Sintió unas cosquillas en los dedos de los pies y miró al piso. Allí estaba, ese perro que no quiso tener, pero ahora grande, besándole los pies.
— ¡Sáquenme esto de acá! —gritó desconcertado. Darío dejó de leer el periódico, se acercó, tomó al animal del collar y le dijo a su padre:
—Papá, te espera mamá en el auto ¿Qué hacés así vestido? Hoy te lleva ella.
— ¿Ah, sí? ¿Desde cuándo maneja?
—Desde que tengo 5 años, pa. Vos no le enseñaste y se fue a una academia.
Otra vez, no entendía qué ocurría. Se aproximó a la ventana y ahí estaba ella. Su pelo recogido, sus ojos delineados y sus dedos en el volante, impacientes. Corrió el vidrio del ventanal y le gritó:
— ¡Andá sin mí! Me siento mal.
Con cara de asombro, sus ojos delineados y en perfecto estado se encontraron con los de Oscar. No era ella. No al menos la que compartió con él todos los momentos vividos, sus decisiones. Aquella mujer no era su cómplice, era otra. Ese no era Darío. ¿Qué buscaba en el diario? ¿Trabajo? Si es corredor.
Con todo el dolor, quiso volver. Si al menos hiciera ese recorrido con su esposa. La real. La que está en la cama. Ni habrá registrado que él no estaba. O quizás, sus otros yo estarían viajando por sus otras realidades. Encontrándose con esposas que no eran las propias y con hijos vivos o sin hijos.
Fue a la cocina y se sirvió una taza de té.

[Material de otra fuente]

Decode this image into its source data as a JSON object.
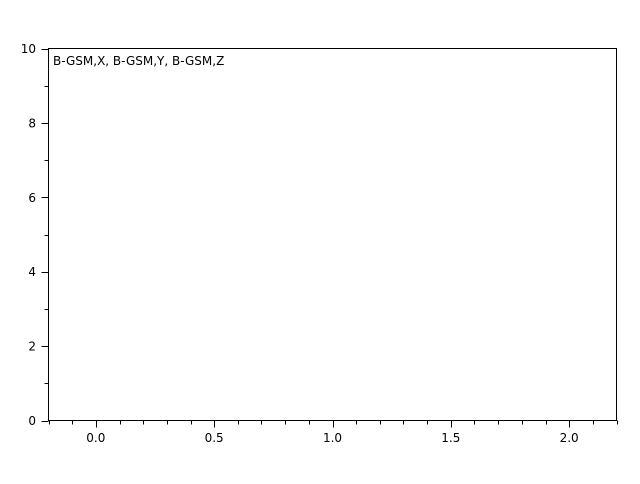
{
  "chart_data": {
    "type": "line",
    "title": "",
    "xlabel": "",
    "ylabel": "",
    "xlim": [
      -0.2,
      2.2
    ],
    "ylim": [
      0,
      10
    ],
    "x_major_ticks": [
      0.0,
      0.5,
      1.0,
      1.5,
      2.0
    ],
    "x_tick_labels": [
      "0.0",
      "0.5",
      "1.0",
      "1.5",
      "2.0"
    ],
    "x_minor_step": 0.1,
    "y_major_ticks": [
      0,
      2,
      4,
      6,
      8,
      10
    ],
    "y_tick_labels": [
      "0",
      "2",
      "4",
      "6",
      "8",
      "10"
    ],
    "y_minor_step": 1,
    "grid": false,
    "legend_text": "B-GSM,X, B-GSM,Y, B-GSM,Z",
    "legend_placement": "top-left",
    "series": []
  }
}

Contempló su reflejo en el agua teñida. Levantó su mirada y, casi instantáneamente, unos brazos pequeños lo tomaron de la cintura.

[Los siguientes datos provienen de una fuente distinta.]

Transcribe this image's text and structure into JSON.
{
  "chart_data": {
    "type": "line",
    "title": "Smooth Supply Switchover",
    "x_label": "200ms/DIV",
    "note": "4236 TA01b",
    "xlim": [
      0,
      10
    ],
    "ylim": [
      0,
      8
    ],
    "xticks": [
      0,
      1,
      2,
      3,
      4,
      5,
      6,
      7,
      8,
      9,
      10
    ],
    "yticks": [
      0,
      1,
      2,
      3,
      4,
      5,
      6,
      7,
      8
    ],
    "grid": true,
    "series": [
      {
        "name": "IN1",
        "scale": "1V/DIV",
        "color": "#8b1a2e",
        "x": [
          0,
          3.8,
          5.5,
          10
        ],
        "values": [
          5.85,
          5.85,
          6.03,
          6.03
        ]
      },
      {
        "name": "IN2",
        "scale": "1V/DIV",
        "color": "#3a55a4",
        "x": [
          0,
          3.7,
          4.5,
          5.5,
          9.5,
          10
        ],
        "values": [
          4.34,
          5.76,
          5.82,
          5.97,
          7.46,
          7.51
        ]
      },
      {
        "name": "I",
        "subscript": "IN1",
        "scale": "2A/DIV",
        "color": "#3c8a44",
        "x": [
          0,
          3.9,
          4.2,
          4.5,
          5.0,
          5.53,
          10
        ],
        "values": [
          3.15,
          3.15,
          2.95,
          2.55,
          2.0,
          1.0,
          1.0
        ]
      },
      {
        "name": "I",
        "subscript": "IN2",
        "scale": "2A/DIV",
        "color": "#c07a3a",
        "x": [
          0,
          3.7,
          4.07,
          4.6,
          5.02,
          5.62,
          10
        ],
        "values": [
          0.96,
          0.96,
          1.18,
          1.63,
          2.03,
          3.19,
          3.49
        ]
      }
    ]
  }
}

—Abu, ¿Vamos a la plaza?- dijo una voz aguda y suave al mismo tiempo.
Era la cara de su hijo en miniatura. Darío no tenía hijos. Su exnovia había hecho un aborto hacía 4 años, pensó. Todo empezó a cerrar. Sonrió a la niña, y le contestó:
—Pedíle a la abuela.
—Pero abu, yo no conocí a la abuela —dijo la criatura.
Se encerró en la que era la habitación de Darío e intentó comprender. Ahora era un cuarto de juegos.
— ¡Basta, por dios! ¿Cuándo para?
En la mesa del cuarto de juegos, había un trozo de chocolate. Lo partió, y se comió un pedazo. Recordó el pan. Esa opción desechada que siguió su rumbo en otros universos. Y él, sin querer, encontró la puerta que los comunicaba.

Entró a un laberinto del que no sabía cómo regresar. Vio y escuchó a su hijo. Pero ése no era su hijo. Ahora tiene que hallar el camino de vuelta. Su mujer lo necesita y no sabe qué otro yo la podría encontrar.